Lawmakers and regulators created that patient cost-sharing structure in an effort to encourage patients to do their part to help reduce unnecessary use of expensive drugs. In practice, patients often run into the catastrophic drug spending threshold when they are coping with devastating, potentially fatal illnesses, such as hard-to-control diabetes, kidney failure or cancer.

Other Build Back Better Framework Changes

Officials said the latest version of the framework also includes provisions that would:

• Put a $35 monthly cap on what people with diabetes pay for insulin.

• “Lower seniors’ cost-sharing for all types of drugs.”

• Impose a tax penalty on drug companies that raise drug prices faster than the rate of inflation.

• Create a “clearly defined negotiation process” for Medicare administrators and drug manufacturers. This provision appears to be a compromise between lawmakers who want Medicare to be an aggressive drug price negotiator and those who might want to keep the current curbs on Medicare’s ability to negotiate with the manufacturers.

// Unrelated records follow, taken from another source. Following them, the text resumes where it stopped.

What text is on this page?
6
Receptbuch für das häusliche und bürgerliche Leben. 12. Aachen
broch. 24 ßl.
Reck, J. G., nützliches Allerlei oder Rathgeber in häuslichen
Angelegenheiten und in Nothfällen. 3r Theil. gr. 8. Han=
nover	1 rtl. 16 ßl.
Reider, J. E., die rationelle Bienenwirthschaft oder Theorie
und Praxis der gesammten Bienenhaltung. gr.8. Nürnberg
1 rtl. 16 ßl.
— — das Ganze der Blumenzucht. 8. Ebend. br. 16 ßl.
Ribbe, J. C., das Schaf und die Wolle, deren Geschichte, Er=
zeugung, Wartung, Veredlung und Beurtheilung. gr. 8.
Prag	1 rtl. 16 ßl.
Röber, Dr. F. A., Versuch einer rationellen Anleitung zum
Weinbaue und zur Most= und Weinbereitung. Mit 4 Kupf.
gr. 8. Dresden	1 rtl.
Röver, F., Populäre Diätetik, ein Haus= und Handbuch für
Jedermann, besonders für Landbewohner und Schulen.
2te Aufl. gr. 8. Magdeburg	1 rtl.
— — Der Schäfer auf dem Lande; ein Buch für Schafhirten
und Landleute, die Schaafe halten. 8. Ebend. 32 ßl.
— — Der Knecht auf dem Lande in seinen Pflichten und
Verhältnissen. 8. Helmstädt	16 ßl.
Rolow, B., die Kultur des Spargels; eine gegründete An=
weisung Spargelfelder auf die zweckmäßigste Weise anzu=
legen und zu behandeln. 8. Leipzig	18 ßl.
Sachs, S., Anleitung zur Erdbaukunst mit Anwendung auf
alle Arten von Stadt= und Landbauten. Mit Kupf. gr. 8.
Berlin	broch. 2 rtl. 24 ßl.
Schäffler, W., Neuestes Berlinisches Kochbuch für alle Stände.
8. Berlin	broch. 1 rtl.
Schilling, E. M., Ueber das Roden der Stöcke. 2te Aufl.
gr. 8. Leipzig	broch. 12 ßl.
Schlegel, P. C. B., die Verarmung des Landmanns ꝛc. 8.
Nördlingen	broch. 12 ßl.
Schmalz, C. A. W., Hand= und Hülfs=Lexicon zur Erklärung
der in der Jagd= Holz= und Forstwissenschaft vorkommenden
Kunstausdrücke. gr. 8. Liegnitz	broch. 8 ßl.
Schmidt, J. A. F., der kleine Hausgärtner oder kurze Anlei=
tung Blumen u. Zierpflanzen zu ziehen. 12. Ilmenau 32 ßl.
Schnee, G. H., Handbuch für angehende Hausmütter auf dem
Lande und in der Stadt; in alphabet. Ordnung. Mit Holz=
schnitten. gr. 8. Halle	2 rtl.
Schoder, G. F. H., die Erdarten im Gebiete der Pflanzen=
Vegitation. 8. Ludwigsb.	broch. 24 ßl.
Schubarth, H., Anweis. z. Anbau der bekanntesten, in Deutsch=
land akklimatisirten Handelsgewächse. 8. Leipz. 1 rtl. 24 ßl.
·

The provision would let Medicare negotiate prices for just 10 drugs per year in 2023, and 20 drugs per year in 2025 and later years.

What This Means for Medicare Plan Agents

If the new Medicare drug plan spending cap proposal takes effect roughly as described, it could make Medicare drug plans more attractive to consumers.

At eHealth, a health insurance web broker, the estimated lifetime value of commissions for a Medicare Part D enrollee was $216 in the third quarter.

That was considerably lower than the $938 lifetime value estimate for a Medicare supplement insurance enrollee, but it was comparable to the $286 lifetime value of commissions for a person who bought individual major medical coverage through an Affordable Care Act public exchange, and higher than the $88 lifetime value of commissions for a person who bought dental coverage.